J’espère que cette introduction aux notebooks vous a été utile et que vous comprenez maintenant mieux leur raison d’être. Merci d’avoir lu, et bon code!
P.-S. Cet article a été créé pour notre cours complet de Python. Maîtrisez à partir de zéro la compétence la plus recherchée pour construire des solutions propulsées par l’IA : https://academy.towardsai.net/courses/python-for-genai?ref=1f9b29
FAQ
Les débutants devraient-ils commencer avec Colab ou Jupyter?
Colab est généralement plus facile pour les débutants, parce qu’il fonctionne dans le navigateur et évite la plupart des problèmes de configuration.
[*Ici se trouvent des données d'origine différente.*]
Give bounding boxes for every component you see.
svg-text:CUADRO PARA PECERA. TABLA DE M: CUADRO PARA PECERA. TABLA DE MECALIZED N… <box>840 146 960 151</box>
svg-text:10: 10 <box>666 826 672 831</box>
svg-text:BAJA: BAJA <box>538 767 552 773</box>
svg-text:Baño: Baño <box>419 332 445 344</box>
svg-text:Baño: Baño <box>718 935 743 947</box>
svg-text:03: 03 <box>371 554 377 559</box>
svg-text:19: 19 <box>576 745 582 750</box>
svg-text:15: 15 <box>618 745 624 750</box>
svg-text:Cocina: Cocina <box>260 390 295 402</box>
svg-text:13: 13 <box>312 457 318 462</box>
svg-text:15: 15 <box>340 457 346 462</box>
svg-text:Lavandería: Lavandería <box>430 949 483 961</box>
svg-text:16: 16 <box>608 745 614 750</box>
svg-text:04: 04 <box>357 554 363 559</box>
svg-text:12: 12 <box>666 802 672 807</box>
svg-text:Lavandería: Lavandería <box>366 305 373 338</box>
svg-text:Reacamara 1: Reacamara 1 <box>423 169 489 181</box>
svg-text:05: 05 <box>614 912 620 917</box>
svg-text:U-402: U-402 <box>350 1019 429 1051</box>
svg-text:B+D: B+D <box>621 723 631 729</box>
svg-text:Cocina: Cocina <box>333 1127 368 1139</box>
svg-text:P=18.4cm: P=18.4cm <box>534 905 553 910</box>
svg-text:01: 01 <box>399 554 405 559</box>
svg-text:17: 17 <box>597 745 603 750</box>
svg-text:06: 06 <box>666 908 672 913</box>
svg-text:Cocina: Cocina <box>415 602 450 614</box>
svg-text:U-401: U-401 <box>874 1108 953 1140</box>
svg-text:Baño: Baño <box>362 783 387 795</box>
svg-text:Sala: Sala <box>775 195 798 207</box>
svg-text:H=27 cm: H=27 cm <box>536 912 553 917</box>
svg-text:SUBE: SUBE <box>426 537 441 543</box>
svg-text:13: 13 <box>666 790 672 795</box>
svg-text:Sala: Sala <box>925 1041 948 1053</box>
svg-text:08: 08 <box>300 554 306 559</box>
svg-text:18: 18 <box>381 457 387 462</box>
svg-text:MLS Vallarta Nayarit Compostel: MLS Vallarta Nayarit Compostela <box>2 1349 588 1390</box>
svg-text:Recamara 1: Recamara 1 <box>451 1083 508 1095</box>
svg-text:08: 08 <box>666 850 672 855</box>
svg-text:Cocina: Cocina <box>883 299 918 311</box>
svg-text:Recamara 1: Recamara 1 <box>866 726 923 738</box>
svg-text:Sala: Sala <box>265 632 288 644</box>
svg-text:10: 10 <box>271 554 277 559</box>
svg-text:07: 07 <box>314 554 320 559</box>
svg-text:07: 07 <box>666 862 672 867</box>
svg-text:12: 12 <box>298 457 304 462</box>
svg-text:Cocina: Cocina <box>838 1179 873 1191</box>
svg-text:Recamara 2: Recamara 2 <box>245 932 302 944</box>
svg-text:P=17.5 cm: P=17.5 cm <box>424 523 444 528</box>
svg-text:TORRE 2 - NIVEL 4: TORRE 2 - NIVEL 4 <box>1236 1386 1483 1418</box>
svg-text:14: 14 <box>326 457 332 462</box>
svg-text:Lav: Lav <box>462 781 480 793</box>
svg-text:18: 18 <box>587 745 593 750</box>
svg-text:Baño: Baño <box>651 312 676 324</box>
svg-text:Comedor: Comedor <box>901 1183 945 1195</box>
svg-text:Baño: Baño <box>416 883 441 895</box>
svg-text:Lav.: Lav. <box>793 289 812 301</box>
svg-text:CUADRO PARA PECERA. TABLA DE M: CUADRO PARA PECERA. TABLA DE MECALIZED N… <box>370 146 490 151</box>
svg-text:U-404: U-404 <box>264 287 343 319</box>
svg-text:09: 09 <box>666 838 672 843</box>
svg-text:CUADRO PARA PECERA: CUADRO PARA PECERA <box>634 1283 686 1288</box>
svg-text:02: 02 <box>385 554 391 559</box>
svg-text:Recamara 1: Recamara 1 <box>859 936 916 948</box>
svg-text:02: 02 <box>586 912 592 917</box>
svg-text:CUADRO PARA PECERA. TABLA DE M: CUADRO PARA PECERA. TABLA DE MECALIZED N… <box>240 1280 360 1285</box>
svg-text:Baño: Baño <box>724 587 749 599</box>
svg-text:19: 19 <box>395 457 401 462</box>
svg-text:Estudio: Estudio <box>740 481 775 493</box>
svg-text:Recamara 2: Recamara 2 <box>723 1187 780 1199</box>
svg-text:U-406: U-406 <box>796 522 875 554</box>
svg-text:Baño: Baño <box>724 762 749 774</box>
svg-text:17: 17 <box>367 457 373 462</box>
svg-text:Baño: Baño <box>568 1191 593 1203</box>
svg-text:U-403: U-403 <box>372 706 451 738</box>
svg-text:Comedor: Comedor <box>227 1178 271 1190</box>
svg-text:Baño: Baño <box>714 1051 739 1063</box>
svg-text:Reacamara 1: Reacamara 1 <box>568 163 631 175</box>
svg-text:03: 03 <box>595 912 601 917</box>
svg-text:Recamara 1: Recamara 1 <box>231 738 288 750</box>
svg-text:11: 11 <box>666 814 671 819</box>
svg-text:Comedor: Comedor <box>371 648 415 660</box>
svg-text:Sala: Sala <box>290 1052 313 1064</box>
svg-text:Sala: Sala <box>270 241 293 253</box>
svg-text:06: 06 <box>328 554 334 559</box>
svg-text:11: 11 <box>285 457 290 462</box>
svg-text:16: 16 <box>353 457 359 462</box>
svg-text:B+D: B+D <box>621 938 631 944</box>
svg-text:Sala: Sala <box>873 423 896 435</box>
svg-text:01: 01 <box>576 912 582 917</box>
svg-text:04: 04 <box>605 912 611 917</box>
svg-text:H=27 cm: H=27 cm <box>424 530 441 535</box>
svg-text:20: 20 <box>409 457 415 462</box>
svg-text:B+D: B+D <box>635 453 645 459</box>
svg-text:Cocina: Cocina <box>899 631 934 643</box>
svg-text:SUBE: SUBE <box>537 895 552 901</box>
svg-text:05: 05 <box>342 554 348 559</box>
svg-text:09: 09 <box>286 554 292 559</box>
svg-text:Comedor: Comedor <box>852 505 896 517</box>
Quand Jupyter est-il le meilleur choix?
Jupyter convient mieux lorsque vous voulez un contrôle local, des environnements personnalisés ou un workflow qui correspond à votre machine et aux fichiers de votre projet.
Quelles erreurs les débutants devraient-ils éviter avec les notebooks?
Évitez de traiter les notebooks comme de la magie. Exécutez les cellules avec soin, suivez les dépendances et assurez-vous de comprendre l’ordre dont dépend votre code.
Pourquoi Colab est-il pratique pour un premier notebook d’IA?
Il fonctionne dans un navigateur avec des librairies courantes de science des données déjà installées sur une machine virtuelle hébergée par Google.
Qu’arrive-t-il aux fichiers dans un runtime Colab?
La machine virtuelle temporaire peut être réinitialisée. Les fichiers et outputs importants doivent donc être sauvegardés dans un stockage persistant.
Quand faut-il transformer un notebook en script Python?
Passez aux fichiers .py lorsque le projet exige des modules réutilisables, des pipelines de production, des tests ou une structure qui dépasse l’exploration et le prototypage.